Maximum Value of an Ordered Triplet I - Video Solutions

Problem Overview: You are given an integer array nums. The goal is to compute the maximum value of the expression (nums[i] - nums[j]) * nums[k] such that i < j < k. If every possible value is negative, return 0. The challenge is efficiently evaluating valid triplets while respecting the index ordering constraint.

Approach 1: Brute Force Enumeration (O(n^3) time, O(1) space)

The most direct method checks every ordered triplet (i, j, k) where i < j < k. Use three nested loops: the outer loop selects i, the second selects j, and the third selects k. For each combination, compute (nums[i] - nums[j]) * nums[k] and track the maximum value seen. This approach is useful for verifying correctness and understanding the problem constraints, but it quickly becomes impractical because the number of triplets grows cubically. With arrays of size n, the runtime is O(n^3) and the algorithm uses constant extra memory O(1). This method works only for very small inputs.

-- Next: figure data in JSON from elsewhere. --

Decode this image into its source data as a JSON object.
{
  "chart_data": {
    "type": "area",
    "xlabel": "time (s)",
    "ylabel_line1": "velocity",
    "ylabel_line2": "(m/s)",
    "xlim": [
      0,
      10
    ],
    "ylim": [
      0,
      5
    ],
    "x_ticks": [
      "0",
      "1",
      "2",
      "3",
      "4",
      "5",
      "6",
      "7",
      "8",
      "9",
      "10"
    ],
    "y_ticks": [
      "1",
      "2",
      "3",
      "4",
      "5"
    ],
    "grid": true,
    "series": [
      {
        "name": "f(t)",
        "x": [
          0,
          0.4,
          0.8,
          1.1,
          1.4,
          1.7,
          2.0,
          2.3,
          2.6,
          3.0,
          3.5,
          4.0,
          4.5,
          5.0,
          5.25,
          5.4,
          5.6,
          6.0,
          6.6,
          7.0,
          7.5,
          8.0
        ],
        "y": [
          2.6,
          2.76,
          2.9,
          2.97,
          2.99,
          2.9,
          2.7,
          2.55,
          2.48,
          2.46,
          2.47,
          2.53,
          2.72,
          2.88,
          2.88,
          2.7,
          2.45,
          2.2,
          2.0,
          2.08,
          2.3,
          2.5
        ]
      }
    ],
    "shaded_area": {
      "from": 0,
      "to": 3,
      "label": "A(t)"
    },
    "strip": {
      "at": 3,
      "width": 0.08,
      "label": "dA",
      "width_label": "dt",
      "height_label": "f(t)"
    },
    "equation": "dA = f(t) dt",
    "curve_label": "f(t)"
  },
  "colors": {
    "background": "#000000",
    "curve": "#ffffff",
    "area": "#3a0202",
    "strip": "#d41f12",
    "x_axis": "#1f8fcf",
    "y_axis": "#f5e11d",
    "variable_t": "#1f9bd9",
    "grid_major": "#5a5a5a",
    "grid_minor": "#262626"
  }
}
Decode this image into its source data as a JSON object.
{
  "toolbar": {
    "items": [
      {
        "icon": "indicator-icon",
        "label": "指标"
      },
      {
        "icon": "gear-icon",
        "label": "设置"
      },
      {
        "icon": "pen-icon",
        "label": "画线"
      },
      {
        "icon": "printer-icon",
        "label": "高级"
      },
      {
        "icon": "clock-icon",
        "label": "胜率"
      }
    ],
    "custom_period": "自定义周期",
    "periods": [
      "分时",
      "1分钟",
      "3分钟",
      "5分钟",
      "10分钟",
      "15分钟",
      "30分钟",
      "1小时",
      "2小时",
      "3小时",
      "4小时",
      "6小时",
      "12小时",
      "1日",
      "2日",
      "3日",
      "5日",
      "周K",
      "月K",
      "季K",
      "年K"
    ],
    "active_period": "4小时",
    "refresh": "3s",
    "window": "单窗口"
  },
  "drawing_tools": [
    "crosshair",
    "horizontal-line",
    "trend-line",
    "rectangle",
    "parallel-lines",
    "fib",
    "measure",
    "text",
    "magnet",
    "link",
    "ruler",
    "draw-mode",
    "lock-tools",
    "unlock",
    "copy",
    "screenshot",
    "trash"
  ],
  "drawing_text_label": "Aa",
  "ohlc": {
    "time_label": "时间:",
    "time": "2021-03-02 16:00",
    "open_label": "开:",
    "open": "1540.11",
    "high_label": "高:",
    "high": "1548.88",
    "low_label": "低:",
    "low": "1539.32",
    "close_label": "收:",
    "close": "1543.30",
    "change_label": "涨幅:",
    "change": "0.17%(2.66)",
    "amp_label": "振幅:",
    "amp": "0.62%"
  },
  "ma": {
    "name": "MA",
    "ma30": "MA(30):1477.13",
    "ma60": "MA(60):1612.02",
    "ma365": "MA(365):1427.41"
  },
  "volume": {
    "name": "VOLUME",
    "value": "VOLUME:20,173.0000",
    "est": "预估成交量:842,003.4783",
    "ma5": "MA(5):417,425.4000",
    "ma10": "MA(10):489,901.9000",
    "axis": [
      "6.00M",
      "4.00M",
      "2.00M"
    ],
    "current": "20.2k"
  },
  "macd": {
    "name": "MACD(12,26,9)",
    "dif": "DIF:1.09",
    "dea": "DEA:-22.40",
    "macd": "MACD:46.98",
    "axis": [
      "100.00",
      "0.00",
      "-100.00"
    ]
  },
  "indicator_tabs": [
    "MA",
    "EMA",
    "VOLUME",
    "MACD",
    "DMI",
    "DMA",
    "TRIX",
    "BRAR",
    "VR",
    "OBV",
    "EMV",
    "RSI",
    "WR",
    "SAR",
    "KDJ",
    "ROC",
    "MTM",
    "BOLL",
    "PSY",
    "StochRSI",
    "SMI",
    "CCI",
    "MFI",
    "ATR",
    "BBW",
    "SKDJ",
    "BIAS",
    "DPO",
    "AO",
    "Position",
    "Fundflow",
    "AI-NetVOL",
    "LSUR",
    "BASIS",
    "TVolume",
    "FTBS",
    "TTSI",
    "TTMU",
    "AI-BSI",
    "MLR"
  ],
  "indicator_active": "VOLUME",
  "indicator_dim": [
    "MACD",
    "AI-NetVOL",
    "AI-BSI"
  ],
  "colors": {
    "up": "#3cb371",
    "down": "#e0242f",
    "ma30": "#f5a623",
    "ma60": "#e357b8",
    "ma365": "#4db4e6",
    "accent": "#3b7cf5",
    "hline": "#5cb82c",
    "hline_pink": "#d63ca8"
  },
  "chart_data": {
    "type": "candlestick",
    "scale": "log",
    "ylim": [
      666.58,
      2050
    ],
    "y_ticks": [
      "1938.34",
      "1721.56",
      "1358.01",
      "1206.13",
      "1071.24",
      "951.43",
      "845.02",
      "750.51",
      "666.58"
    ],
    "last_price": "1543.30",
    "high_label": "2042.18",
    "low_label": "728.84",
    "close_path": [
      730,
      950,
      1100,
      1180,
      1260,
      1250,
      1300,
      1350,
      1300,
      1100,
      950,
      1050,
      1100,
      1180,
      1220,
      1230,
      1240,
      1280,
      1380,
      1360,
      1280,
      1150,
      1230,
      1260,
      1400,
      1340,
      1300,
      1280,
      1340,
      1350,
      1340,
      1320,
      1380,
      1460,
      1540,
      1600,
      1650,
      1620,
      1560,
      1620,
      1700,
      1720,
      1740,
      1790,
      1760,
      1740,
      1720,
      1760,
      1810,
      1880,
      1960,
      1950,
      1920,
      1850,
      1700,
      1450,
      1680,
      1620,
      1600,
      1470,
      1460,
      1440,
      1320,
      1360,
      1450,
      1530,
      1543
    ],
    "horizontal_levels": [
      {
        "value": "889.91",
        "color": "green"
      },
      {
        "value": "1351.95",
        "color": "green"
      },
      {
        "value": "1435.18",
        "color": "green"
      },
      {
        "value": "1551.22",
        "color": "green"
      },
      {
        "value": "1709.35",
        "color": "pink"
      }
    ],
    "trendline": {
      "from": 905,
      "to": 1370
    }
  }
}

Approach 2: Prefix and Suffix Maximums (O(n) time, O(n) space)

The expression (nums[i] - nums[j]) * nums[k] can be maximized by selecting the largest possible nums[i] before j and the largest possible nums[k] after j. Instead of enumerating every triplet, precompute helpful values. First build a prefix array where prefixMax[j] stores the maximum element from index 0 to j. Then build a suffix array where suffixMax[j] stores the maximum element from index j to the end of the array.

Now treat each index j as the middle element of the triplet. The best candidate on the left is prefixMax[j-1], and the best candidate on the right is suffixMax[j+1]. Compute the value (prefixMax[j-1] - nums[j]) * suffixMax[j+1] and update the global maximum. This reduces the search from three nested loops to a single pass over the array after preprocessing. The overall complexity becomes O(n) time with O(n) extra memory.

This technique works because the best triplet for a fixed j must use the maximum available value on both sides to maximize the difference and the multiplier. Precomputing those values avoids repeated scanning of the array.

The solution relies on simple preprocessing over an array and a classic prefix/suffix preprocessing pattern often used in problems involving range maximum queries. Variants of this idea appear frequently in optimization problems where each index acts as a pivot.

Recommended for interviews: The prefix and suffix maximum approach. Interviewers expect candidates to move beyond brute force and recognize that the optimal i and k for each j are simply the maximum values on each side. Implementing this in O(n) time shows strong problem‑decomposition skills while keeping the code straightforward.